As “Prince Foundations” hopes to start its new apartment project there in another two months, some of “Dasaprakash” employees were virtually in tears. “It is a very sad day for us; it was like a home for us and most of us have put in over 25 years of service here,” one of them said.
This heritage hotel on the busy Poonamalle High Road here will now become history.
Moving into Chennai in the early 1940s, Rao, from a humble and deeply religious family in Kuthethur village near Mangalore, had built his hotel business brick by brick, starting with “Modern Café” known for quality food from day one.
Dream gone sour
The construction of “Dasaprakash” was his ultimate dream, to “truly build and run an Indian hotel in contemporary style,” one of its employees told Deccan Herald on Friday on its deserted premises. A blue statue of Udupi Sri Krishna, adorning its roof, still sparkles like a crest on the jewel.

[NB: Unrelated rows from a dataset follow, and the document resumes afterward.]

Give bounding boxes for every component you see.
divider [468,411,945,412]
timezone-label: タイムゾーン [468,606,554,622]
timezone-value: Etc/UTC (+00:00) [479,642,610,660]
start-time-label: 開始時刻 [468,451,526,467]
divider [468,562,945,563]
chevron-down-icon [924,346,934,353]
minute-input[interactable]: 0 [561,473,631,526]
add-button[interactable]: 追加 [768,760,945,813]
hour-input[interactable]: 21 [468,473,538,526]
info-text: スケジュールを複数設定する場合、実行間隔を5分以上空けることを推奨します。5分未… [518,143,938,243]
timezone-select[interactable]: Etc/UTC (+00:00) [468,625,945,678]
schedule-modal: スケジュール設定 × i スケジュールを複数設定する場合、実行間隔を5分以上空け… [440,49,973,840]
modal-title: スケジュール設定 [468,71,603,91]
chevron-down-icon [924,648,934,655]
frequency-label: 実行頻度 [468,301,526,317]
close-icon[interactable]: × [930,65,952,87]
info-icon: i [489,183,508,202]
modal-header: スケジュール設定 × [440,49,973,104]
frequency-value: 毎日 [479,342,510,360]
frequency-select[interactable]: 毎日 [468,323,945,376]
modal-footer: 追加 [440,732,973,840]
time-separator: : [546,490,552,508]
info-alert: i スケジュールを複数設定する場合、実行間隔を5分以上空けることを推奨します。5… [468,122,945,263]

“Dasaprakash” had become the locus of VVIP visits, including then Prime Ministers Jawarharlal Nehru and Indira Gandhi and Presidents V V Giri and Sarvepalli Radhakrishnan. It had the privilege of being the official caterers for the jumbo Congress session at Avadi near Chennai in 1955, when the party officially adopted the famous “Socialist Resolution.” The hotel’s furniture and other paraphernalia still speak of a royal post-World War II vintage.
The hotel’s decline started after Rao’s death in 1967. Family bickerings took a huge toll of “Dasaprakash,” whose ice-creams and cold coffee were great favourites among customers. “You can get hot idlis and coffee at even 2 am in the morning,” mused another staffer.
With Rao’s four sons—Balram Das, Bhagwan Das, Ram Das and Narayana Das—locked in a prolonged property partition dispute, the hotel came under a High Court appointed receiver, said Radhakrishnan, Secretary of the Dasaprakash Hotel Workers Union.